Disneyland After Dark is coming back in 2023. Disneyland fans concerned about the price of Disneyland tickets and availability of its park reservations probably ought to hope that Disney adds even more after-hours, hard-ticket events in the new year.
Tickets will go on sale on Disneyland's website tomorrow no earlier than 9am Pacific Time to Magic Key holders for the first of two Disneyland After Dark events in 2023: seven nights of "Sweethearts' Nite" in January and February, and two nights of a new "Princess Nite" event in March. Tickets will go on sale to the public starting Wednesday, December 14, again, no earlier than 9am.
After-hours, hard-ticket parties such as Disneyland After Dark allow theme parks to expand their capacities by effectively adding dates to the calendar. Universal officials have called Halloween Horror Nights their "13th month" due to all the extra operating sessions - and corresponding ticket sales - that special event provides. Disney has its own holiday parties in Orlando and Anaheim, but Disneyland After Dark - and the corresponding Disney After Hours at Walt Disney World in Florida - allow Disney to expand its operating calendar beyond the Halloween and Christmas holiday seasons.
With Disney seemingly able to raise prices at will and keep its parks filled, demand clearly continues to run ahead of supply for the Disney theme parks. Adding capacity by expanding parks' footprints or replacing lower-capacity older attractions with higher capacity newer ones can cost millions or even billions of dollars and take years to complete. But adding after-hours events allows parks to sell more tickets and welcome more visitors quickly while making more money up front. That makes these types of events perhaps the best short-term solution to Disney's long-term capacity problems.

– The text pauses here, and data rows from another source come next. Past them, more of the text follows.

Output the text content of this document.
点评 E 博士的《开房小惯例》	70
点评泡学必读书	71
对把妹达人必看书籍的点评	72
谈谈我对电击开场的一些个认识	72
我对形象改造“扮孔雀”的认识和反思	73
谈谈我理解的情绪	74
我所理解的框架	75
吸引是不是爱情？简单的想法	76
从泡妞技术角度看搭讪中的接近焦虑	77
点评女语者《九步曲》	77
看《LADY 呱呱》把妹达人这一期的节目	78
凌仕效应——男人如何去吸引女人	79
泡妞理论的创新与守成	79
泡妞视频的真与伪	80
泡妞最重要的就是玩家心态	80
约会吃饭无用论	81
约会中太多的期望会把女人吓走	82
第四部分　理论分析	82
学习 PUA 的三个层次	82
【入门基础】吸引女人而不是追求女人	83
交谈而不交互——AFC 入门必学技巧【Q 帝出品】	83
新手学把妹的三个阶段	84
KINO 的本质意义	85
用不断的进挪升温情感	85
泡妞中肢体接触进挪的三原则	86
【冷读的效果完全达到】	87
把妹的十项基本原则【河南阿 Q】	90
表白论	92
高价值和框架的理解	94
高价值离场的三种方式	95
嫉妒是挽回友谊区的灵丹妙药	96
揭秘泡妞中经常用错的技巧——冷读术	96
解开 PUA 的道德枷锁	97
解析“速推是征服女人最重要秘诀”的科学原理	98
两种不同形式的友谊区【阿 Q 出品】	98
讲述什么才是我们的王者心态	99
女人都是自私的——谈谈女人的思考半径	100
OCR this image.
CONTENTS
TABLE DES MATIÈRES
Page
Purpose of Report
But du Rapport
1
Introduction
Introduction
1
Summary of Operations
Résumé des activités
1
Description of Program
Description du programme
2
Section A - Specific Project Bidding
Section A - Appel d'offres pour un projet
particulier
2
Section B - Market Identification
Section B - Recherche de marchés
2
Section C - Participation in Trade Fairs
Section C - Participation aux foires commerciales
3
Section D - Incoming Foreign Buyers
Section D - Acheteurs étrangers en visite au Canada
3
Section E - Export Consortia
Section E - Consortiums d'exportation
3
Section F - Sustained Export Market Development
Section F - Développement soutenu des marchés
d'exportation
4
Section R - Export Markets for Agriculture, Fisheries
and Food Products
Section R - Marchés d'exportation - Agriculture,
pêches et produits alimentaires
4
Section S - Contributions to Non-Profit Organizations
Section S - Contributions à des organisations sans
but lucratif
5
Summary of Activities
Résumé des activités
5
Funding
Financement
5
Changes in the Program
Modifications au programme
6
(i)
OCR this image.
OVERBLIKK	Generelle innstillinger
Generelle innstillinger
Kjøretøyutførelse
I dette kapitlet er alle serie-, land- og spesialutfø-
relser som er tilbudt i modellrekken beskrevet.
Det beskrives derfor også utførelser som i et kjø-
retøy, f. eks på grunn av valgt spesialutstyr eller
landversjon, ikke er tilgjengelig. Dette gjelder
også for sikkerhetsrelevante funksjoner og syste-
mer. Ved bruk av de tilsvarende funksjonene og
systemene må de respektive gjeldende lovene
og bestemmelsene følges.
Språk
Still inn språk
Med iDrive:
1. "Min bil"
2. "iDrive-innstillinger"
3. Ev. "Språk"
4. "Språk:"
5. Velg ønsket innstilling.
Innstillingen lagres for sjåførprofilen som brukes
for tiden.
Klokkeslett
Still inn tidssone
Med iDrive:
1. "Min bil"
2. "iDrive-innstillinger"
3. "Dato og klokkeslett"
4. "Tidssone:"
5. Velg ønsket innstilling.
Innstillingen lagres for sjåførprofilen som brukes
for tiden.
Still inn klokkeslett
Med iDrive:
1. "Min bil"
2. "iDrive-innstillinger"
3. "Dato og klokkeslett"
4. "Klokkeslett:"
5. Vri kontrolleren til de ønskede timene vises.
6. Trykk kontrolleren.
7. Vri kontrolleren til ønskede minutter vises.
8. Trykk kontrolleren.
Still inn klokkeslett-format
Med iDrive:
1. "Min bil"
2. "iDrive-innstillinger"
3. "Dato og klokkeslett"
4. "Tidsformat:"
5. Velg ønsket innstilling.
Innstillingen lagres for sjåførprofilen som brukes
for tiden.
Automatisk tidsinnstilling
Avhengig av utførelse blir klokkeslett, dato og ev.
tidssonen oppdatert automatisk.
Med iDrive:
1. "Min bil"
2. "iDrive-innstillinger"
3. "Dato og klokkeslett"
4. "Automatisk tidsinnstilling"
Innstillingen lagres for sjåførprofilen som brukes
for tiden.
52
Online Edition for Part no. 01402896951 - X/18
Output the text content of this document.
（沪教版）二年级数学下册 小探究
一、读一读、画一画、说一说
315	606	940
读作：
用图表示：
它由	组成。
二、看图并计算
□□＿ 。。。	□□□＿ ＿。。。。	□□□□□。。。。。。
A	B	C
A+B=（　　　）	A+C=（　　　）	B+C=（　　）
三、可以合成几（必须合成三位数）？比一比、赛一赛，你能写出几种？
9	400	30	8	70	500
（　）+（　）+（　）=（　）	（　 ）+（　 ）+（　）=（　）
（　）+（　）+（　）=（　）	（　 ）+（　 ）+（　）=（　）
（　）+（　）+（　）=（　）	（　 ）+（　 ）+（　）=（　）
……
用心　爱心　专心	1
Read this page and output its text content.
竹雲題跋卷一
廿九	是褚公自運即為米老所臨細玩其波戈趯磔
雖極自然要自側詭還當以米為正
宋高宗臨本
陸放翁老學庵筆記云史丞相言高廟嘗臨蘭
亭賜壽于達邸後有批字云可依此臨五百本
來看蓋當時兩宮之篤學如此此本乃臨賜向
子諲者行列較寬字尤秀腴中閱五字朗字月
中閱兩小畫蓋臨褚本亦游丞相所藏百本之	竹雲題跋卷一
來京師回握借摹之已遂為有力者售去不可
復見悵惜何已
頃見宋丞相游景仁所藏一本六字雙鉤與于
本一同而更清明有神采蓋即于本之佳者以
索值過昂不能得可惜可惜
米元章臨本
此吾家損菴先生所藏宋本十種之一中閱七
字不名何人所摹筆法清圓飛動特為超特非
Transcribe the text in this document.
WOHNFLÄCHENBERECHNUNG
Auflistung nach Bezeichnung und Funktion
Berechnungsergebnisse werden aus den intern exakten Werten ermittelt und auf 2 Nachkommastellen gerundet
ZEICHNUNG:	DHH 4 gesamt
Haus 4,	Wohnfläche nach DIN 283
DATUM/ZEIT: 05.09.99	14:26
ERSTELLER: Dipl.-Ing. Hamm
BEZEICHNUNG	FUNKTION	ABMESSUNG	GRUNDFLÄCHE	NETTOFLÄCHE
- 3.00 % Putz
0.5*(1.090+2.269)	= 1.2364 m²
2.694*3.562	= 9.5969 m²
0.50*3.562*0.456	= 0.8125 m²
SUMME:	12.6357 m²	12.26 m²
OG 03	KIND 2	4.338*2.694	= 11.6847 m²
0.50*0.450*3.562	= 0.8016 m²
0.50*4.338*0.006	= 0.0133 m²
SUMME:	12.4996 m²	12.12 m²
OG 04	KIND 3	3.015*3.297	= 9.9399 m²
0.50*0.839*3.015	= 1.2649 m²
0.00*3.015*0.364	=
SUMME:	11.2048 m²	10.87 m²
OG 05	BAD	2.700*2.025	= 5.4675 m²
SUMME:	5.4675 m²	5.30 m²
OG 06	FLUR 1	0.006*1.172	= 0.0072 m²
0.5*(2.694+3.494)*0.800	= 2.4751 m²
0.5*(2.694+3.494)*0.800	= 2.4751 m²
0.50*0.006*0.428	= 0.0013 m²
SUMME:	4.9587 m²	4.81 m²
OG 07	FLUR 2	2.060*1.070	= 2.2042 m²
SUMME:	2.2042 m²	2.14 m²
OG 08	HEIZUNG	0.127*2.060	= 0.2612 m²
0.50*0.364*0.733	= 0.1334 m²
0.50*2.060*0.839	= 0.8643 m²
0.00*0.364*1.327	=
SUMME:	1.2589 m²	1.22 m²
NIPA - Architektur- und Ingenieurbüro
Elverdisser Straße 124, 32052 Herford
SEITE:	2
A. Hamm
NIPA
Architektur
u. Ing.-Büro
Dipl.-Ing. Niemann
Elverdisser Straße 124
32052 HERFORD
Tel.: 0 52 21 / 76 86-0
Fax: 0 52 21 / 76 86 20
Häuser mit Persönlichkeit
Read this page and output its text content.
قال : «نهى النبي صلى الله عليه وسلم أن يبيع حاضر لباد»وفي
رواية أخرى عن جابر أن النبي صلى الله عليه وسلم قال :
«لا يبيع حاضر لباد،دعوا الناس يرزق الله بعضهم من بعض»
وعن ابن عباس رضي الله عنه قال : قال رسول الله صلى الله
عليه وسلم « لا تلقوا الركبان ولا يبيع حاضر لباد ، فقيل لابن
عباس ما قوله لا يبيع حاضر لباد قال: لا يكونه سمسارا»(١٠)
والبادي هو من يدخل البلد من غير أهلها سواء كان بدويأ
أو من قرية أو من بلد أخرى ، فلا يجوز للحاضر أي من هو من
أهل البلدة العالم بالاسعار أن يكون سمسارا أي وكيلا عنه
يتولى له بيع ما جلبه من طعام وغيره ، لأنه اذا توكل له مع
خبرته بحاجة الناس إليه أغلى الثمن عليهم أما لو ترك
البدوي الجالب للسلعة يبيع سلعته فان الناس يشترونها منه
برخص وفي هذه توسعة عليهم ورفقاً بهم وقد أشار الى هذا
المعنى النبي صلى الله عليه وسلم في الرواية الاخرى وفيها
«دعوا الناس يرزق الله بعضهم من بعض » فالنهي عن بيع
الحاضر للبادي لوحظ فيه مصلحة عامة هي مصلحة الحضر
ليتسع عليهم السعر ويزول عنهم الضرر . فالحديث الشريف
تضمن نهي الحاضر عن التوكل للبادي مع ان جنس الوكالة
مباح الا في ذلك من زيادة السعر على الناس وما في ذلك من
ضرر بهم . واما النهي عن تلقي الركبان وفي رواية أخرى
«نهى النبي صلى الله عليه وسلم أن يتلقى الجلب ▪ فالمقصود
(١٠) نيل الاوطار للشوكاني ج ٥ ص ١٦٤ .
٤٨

Disneyland After Dark tickets will start at $129 per guest, which makes them more expensive than a regular one-day ticket to Disneyland on some event dates. But Disneyland is promoting After Dark as more limited-capacity events with special programming (most character meets) and a green light for adults to wear character costumes (within some limits). That makes these events more appealing than a daily visit to some fans.
If all Disneyland After Dark tickets end up going to Magic Key holders, then the events won't have any value in extending park availability to more casual Disney fans. But if Disneyland could add enough of these events, perhaps it could get to the point where local Disneyland fans could buy tickets to some after-hours event nights on a walk-up basis, rather than hoping to get lucky in the online sales lottery, as it usually the case with such events now. And that could mean we finally would have gotten the point where Disney would have reached the limit of its pricing power on Disneyland admissions.
Wishful thinking? Maybe. And, of course, after-hours event nights usually mean earlier closing hours for Disneyland or Disney California Adventure, since there are few early-close nights on their calendars anymore. So not all the capacity added for these events is on top of regular park capacity. Some of it is a swap at the expense of regular ticket holders, at least until Disneyland has the ability to staff its parks for overnight operation into the post-midnight hours for more of these events.
But in theory, extending park operations by day-parting provides the easiest, cheapest, and fastest way for a theme park to expand its capacity and meet unmet demand for admissions. If Disneyland prices are not to continue rising to the point where only wealthy Californians and tourists may hope to visit, after-hours events may provide part of the solution for making Disneyland more accessible and appealing to more visitors.
What would you like to see Disneyland do next with its after-hours events?